As we approach giving from the perspective of Liberty, what we put in the plate on Sunday morning is not meant to be a burden from God, but the participation in the amazing freedom we have to give of ourselves and our wallets, responding with soaring hearts to the goodness of God to us and the world.
That’s why I said in the very beginning that God isn’t interested in your money per se – he’s interested in your faithfulness - what you DO with what you have.
What we give – and how faithful we are in the giving – can sometimes give us a leading clue into what God TRULY means to us personally?
For half of us, and I’m not trying to make you feel guilty, just stating the statistic, we give 2.5% or LESS of our annual income. Remember, 2.5% is the average.
God has been faithful to you. He has given you everything.
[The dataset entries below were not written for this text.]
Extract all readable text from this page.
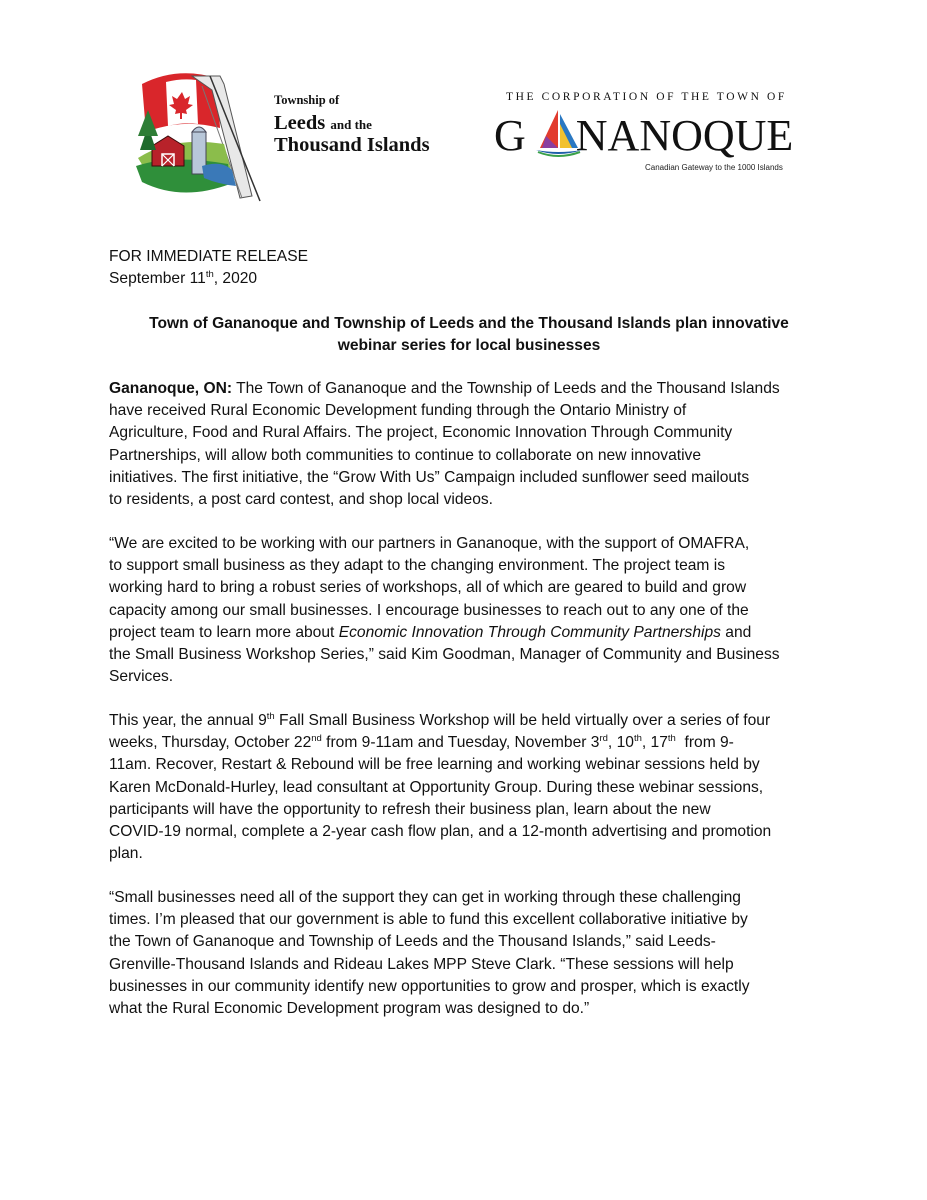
Township of
Leeds and the
Thousand Islands
THE CORPORATION OF THE TOWN OF
G NANOQUE
Canadian Gateway to the 1000 Islands
FOR IMMEDIATE RELEASE
September 11th, 2020
Town of Gananoque and Township of Leeds and the Thousand Islands plan innovative
webinar series for local businesses
Gananoque, ON: The Town of Gananoque and the Township of Leeds and the Thousand Islands
have received Rural Economic Development funding through the Ontario Ministry of
Agriculture, Food and Rural Affairs. The project, Economic Innovation Through Community
Partnerships, will allow both communities to continue to collaborate on new innovative
initiatives. The first initiative, the “Grow With Us” Campaign included sunflower seed mailouts
to residents, a post card contest, and shop local videos.
“We are excited to be working with our partners in Gananoque, with the support of OMAFRA,
to support small business as they adapt to the changing environment. The project team is
working hard to bring a robust series of workshops, all of which are geared to build and grow
capacity among our small businesses. I encourage businesses to reach out to any one of the
project team to learn more about Economic Innovation Through Community Partnerships and
the Small Business Workshop Series,” said Kim Goodman, Manager of Community and Business
Services.
This year, the annual 9th Fall Small Business Workshop will be held virtually over a series of four
weeks, Thursday, October 22nd from 9-11am and Tuesday, November 3rd, 10th, 17th  from 9-
11am. Recover, Restart & Rebound will be free learning and working webinar sessions held by
Karen McDonald-Hurley, lead consultant at Opportunity Group. During these webinar sessions,
participants will have the opportunity to refresh their business plan, learn about the new
COVID-19 normal, complete a 2-year cash flow plan, and a 12-month advertising and promotion
plan.
“Small businesses need all of the support they can get in working through these challenging
times. I’m pleased that our government is able to fund this excellent collaborative initiative by
the Town of Gananoque and Township of Leeds and the Thousand Islands,” said Leeds-
Grenville-Thousand Islands and Rideau Lakes MPP Steve Clark. “These sessions will help
businesses in our community identify new opportunities to grow and prosper, which is exactly
what the Rural Economic Development program was designed to do.”
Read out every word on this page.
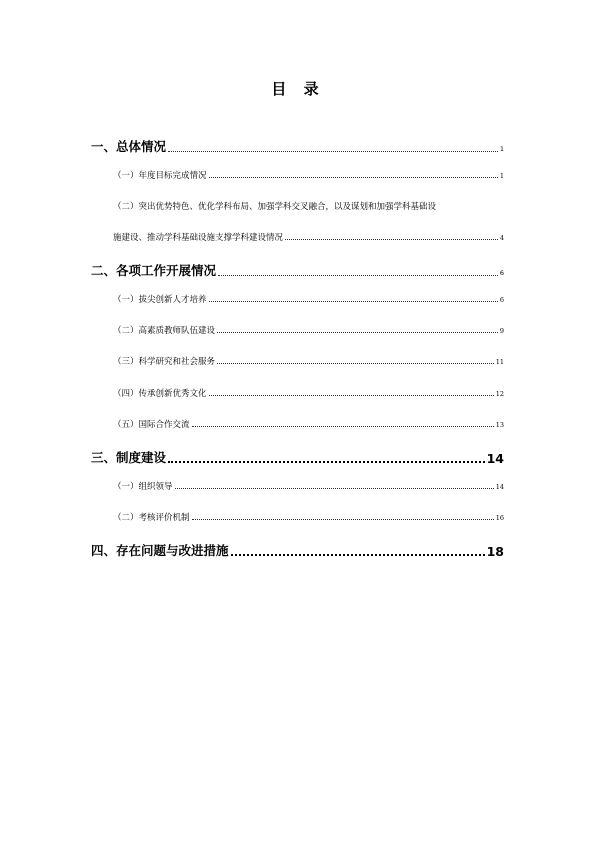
目 录
一、总体情况	1
（一）年度目标完成情况	1
（二）突出优势特色、优化学科布局、加强学科交叉融合，以及谋划和加强学科基础设
施建设、推动学科基础设施支撑学科建设情况	4
二、各项工作开展情况	6
（一）拔尖创新人才培养	6
（二）高素质教师队伍建设	9
（三）科学研究和社会服务	11
（四）传承创新优秀文化	12
（五）国际合作交流	13
三、制度建设	14
（一）组织领导	14
（二）考核评价机制	16
四、存在问题与改进措施	18
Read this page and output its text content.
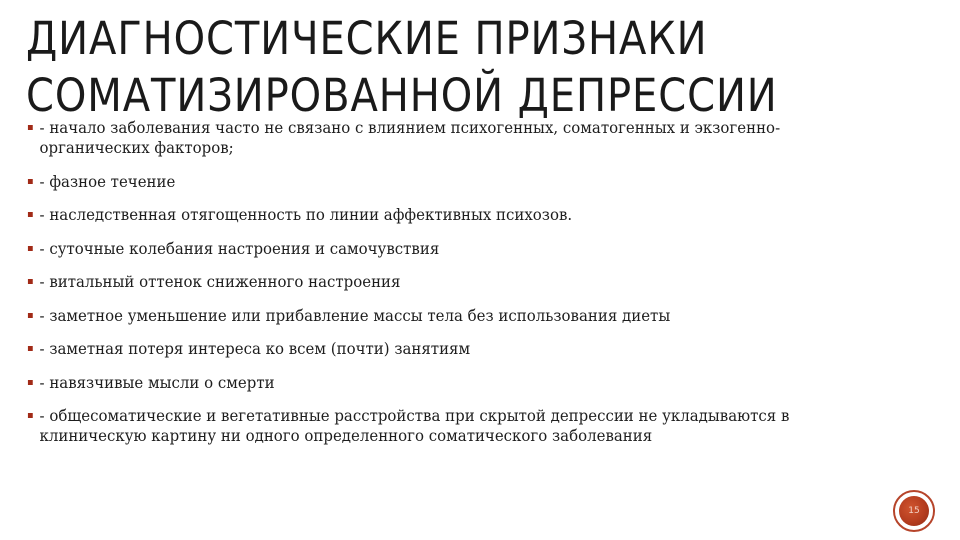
ДИАГНОСТИЧЕСКИЕ ПРИЗНАКИ
СОМАТИЗИРОВАННОЙ ДЕПРЕССИИ
- начало заболевания часто не связано с влиянием психогенных, соматогенных и экзогенно-органических факторов;
- фазное течение
- наследственная отягощенность по линии аффективных психозов.
- суточные колебания настроения и самочувствия
- витальный оттенок сниженного настроения
- заметное уменьшение или прибавление массы тела без использования диеты
- заметная потеря интереса ко всем (почти) занятиям
- навязчивые мысли о смерти
- общесоматические и вегетативные расстройства при скрытой депрессии не укладываются в клиническую картину ни одного определенного соматического заболевания
15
What are you prepared to give back – specifically when it comes to the issue of money? 1%, 2.5%, 10%, 60%, 90%, or everything God ever calls you to give, and then some.
This plate matters friends. It matters. It matters not because of the dollar amount that we count after the service, but because it represents our lives poured back in thankfulness to the very faithfulness of God, whose mercies are new every morning, and who is faithful with all – even when we’re faithful with just a little.
Be faithful with everything, and watch God change your life, your church, your community, your nation and your world. That is a rock solid biblical promise. Anything less, and we are shortchanging God.